Donald Trump is saying the same thing he's always said about 9/11, and it still doesn't make any sense

EPA
EPA

Most Americans who were school-age and above on September 11, 2001 have a "9/11 story" that fits into the wide range of emotions felt that day.

While speaking at a ceremony to mark the 18th anniversary of al-Qaeda's attack on the Pentagon, Donald Trump told his own 9/11 story, which began with him watching CNBC's coverage cut away to footage of the first plane strike's aftermath.

"At first, there were different reports: It was a boiler fire, but I knew that boilers aren’t at the top of a building. It was a kitchen explosion in Windows on the World. Nobody really knew what happened," Trump said, recalling "great confusion".

But like so many Trump anecdotes, what he claims to have happened doesn't match the facts. Within 30 seconds of CNBC cutting to a live picture of smoke billowing out of the World Trade Center's North tower that morning, anchor Mark Haines was told that a source who worked in the towers had reported a plane crashing into the building as the cause.

At no point in time does Haines or anyone who was on-air with him mention the possibility of a boiler fire or an explosion at Windows on the World, the restaurant on the tower's top floor.

Trump also repeated something today that he has said on numerous occasions over the years, most recently at a July signing ceremony for legislation to renew the federal 9/11 victims' compensation fund: he claimed to have gone to the site of the fallen towers to help.
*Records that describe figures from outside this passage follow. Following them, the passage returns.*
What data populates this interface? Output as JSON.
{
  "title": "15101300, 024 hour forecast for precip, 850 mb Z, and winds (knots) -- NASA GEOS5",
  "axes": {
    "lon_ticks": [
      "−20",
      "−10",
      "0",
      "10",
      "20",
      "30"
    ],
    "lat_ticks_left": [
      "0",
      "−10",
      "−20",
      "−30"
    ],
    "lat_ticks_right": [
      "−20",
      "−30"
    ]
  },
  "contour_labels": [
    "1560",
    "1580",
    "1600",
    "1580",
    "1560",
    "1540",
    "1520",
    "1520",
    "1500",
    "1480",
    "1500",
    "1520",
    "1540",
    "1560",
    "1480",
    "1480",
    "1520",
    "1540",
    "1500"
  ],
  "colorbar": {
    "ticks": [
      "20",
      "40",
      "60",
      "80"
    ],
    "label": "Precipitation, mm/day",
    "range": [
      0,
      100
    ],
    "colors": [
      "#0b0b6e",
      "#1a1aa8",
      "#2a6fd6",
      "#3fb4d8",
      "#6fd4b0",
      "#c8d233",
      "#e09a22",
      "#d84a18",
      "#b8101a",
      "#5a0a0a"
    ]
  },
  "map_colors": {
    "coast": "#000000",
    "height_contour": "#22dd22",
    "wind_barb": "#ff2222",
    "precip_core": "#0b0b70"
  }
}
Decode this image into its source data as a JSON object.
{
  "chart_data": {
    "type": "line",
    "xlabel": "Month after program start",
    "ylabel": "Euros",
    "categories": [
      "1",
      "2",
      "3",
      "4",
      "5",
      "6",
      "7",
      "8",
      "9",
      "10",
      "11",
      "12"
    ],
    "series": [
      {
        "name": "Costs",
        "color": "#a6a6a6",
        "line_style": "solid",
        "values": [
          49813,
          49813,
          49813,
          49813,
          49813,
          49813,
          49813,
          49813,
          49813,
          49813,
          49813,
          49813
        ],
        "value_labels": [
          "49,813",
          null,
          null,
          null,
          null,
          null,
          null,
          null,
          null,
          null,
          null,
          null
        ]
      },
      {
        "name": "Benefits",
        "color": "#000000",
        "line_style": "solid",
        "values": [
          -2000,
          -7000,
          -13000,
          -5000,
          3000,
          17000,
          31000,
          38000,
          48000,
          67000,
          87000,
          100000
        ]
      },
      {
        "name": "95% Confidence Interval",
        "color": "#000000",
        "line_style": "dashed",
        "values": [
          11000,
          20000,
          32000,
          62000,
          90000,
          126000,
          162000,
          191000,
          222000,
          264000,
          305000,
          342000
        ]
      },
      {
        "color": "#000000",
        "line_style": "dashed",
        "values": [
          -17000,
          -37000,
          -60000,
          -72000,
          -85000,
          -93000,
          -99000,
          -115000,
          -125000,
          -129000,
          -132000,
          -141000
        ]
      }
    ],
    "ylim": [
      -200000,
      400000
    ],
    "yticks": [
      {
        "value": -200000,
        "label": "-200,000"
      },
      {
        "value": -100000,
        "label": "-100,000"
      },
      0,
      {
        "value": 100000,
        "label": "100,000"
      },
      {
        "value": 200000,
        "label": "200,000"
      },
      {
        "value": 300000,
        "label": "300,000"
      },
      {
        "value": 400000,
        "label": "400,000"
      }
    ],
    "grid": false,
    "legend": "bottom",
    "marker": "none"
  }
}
"Soon after, I went down to Ground Zero with men who worked for me to try to help in any little way that we could," he said.

Trump said he "spent a lot of time" with 9/11 first responders at that July ceremony, but retired New York Fire Department Deputy Chief Richard Alles contradicted these claims in an interview with the New York Times.

“I spent many months there myself, and I never witnessed him,” said Alles, who attended the July event. “He was a private citizen at the time. I don’t know what kind of role he could have possibly played.”

That afternoon, as first responders desperately searched for fallen colleagues in the burning rubble of the collapsed Twin Towers, the man who would become the 45th president called into a local TV station — Seacaucus, New Jersey's WWOR — for an interview with anchors Brenda Blackmon and Rolland Smith.

Asked if the towers' collapse, which killed 2,606 people and destroyed the entire World Trade Center site, had damaged his nearby office tower at 40 Wall Street, Trump prefaced his answer with a mention of the height of his building.

“40 Wall Street actually was the second-tallest building in downtown Manhattan, and it was actually, before the World Trade Center, was the tallest — and then, when they built the World Trade Center, it became known as the second tallest, and now it’s the tallest," Trump said.

Even on that day, Trump couldn't bring himself to acknowledge the truth of the matter, which was that a building at 70 Pine Street topped his own structure by 25 vertical feet.

Nine years later, he'd making even bigger false claims by having his then-lawyer direct the National Enquirer to start pushing the lie that former President Barack Obama was not born in the United States.

Seven years after that, he'd be sworn in as president and tell the first of the reported 12,019 false or misleading claims he's made in the 928 days of his term so far.

And nearly two decades after the day that the New York Fire Department Deputy Chief didn’t see him at Ground Zero, we still have reason to question the stories he tells us.